An orphan is someone who has lost both parents to death. It is an irreversible situation. Obviously, the parents are never coming back. Jesus did not say he was not leaving the disciples. He said he wasn’t leaving them as orphans. It’s true he was going to die, but he wasn’t going to stay dead. “I will come to you.”

Orphans have always been a picture of the weakest, poorest, most vulnerable people in the world. They are mistreated, neglected, abused. Think of the orphans from literature and the movies: Cosette in Les Miserables, Oliver Twist, Little Orphan Annie and the other children who shared her orphanage, Hugo Cabret (from the movie Hugo), Cinderella, Harry Potter, Mowgli, Tarzan, even the young Bruce Wayne who becomes Batman. Little children deprived of their natural protectors and providers will struggle to survive.

Have you ever felt like that as a Christian, when you had to take the lonely stand for what is right; or when your faith has been mocked? All but one of these men in the room with Jesus were going to die for their faith, and tens of thousands of people a year still do around the world according to the organization Voice of the Martyrs. While we wait for Jesus to return, we can look alone and abandoned.

But we aren’t orphaned, because Jesus will come. More than that, “Before long, the world will not see me anymore, but you will see me. Because I live, you also will live.” Note that Jesus doesn’t say, “Because I rise, you also will rise,” although that is true, and it is part of what he is promising here. Jesus’ resurrection from the dead is a promise and guarantee of our resurrection from the dead.

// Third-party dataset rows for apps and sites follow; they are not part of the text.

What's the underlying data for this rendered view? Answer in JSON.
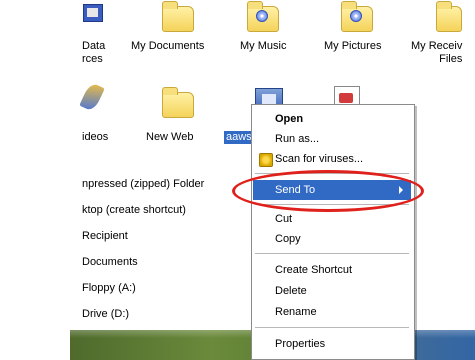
{
  "explorer": {
    "row1_labels": [
      {
        "lines": [
          "Data",
          "rces"
        ]
      },
      {
        "lines": [
          "My Documents"
        ]
      },
      {
        "lines": [
          "My Music"
        ]
      },
      {
        "lines": [
          "My Pictures"
        ]
      },
      {
        "lines": [
          "My Receiv",
          "Files"
        ]
      }
    ],
    "row2_labels": [
      "ideos",
      "New Web",
      "aaws"
    ]
  },
  "send_to_list": [
    "npressed (zipped) Folder",
    "ktop (create shortcut)",
    "Recipient",
    "Documents",
    "Floppy (A:)",
    "Drive (D:)"
  ],
  "context_menu": {
    "open": "Open",
    "run_as": "Run as...",
    "scan": "Scan for viruses...",
    "send_to": "Send To",
    "cut": "Cut",
    "copy": "Copy",
    "create_shortcut": "Create Shortcut",
    "delete": "Delete",
    "rename": "Rename",
    "properties": "Properties"
  },
  "colors": {
    "highlight": "#316ac5",
    "ring": "#e0201a"
  }
}
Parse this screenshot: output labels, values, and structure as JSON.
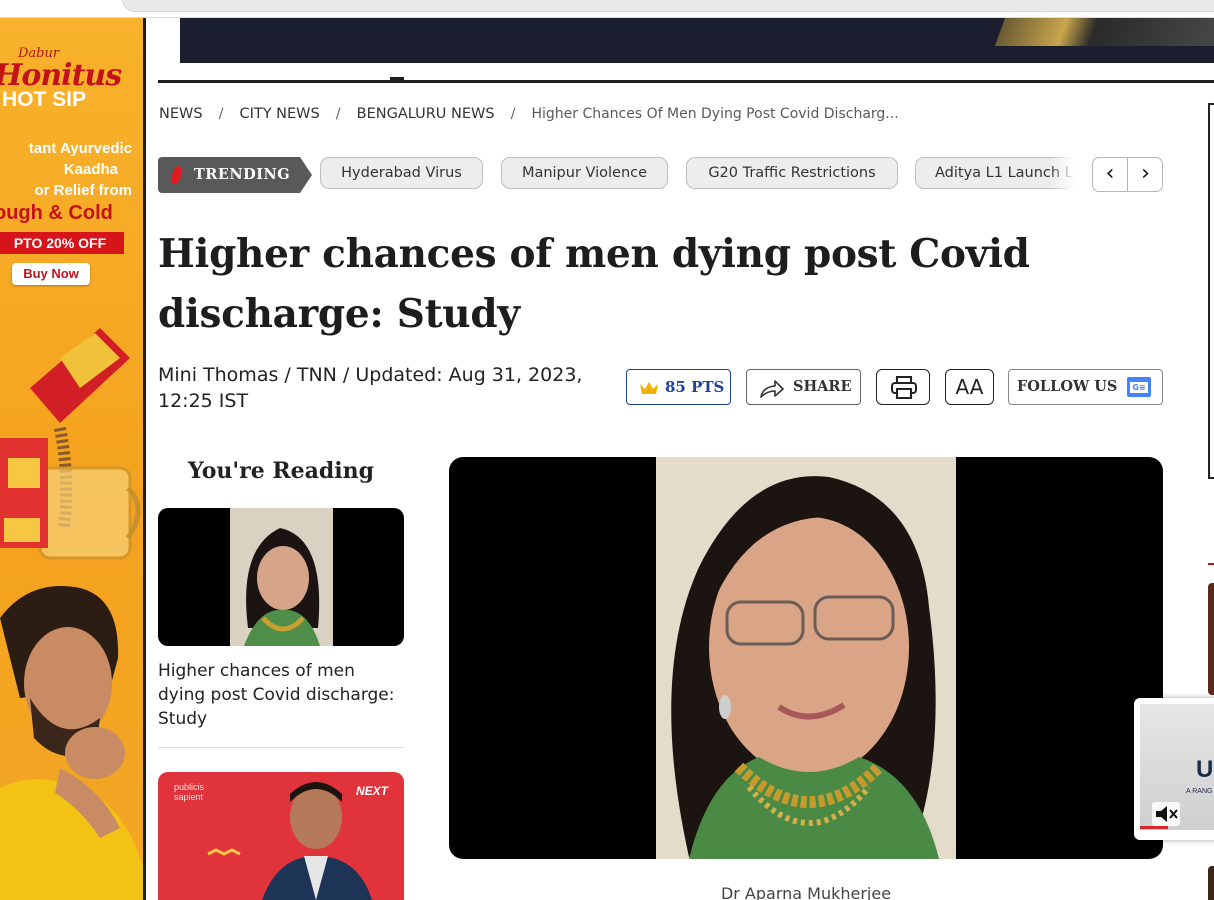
{
  "left_ad": {
    "brand_small": "Dabur",
    "brand": "Honitus",
    "product": "HOT SIP",
    "tagline_lines": [
      "tant Ayurvedic",
      "Kaadha",
      "or Relief from"
    ],
    "highlight": "ough & Cold",
    "offer": "PTO 20% OFF",
    "cta": "Buy Now"
  },
  "breadcrumb": {
    "items": [
      "NEWS",
      "CITY NEWS",
      "BENGALURU NEWS"
    ],
    "separator": "/",
    "current": "Higher Chances Of Men Dying Post Covid Discharg..."
  },
  "trending": {
    "label": "TRENDING",
    "chips": [
      "Hyderabad Virus",
      "Manipur Violence",
      "G20 Traffic Restrictions",
      "Aditya L1 Launch Li"
    ],
    "prev_label": "‹",
    "next_label": "›"
  },
  "article": {
    "headline": "Higher chances of men dying post Covid discharge: Study",
    "byline": "Mini Thomas / TNN / Updated: Aug 31, 2023, 12:25 IST",
    "caption": "Dr Aparna Mukherjee"
  },
  "actions": {
    "points": "85 PTS",
    "share": "SHARE",
    "font_size": "AA",
    "follow": "FOLLOW US",
    "follow_badge": "G≡"
  },
  "sidebar": {
    "reading_title": "You're Reading",
    "reading_item": "Higher chances of men dying post Covid discharge: Study",
    "promo_brand": "publicis sapient",
    "promo_badge": "NEXT"
  },
  "video": {
    "big_text": "U",
    "small_text": "A RANG"
  },
  "colors": {
    "accent_red": "#d8141b",
    "points_blue": "#1f3f9e",
    "ad_orange": "#f5a21e"
  }
}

But beyond the resurrection there is life, life worth living, life lived in the full experience of God’s love, life lived in the full realization of our potential, life lived in the full glory of what each of us was individually made to be. Even now, by faith we live under his love in the comfort of his grace and the hope of his return. He hasn’t left us as orphans. He has left us as heirs of glory and owners of life that never ends.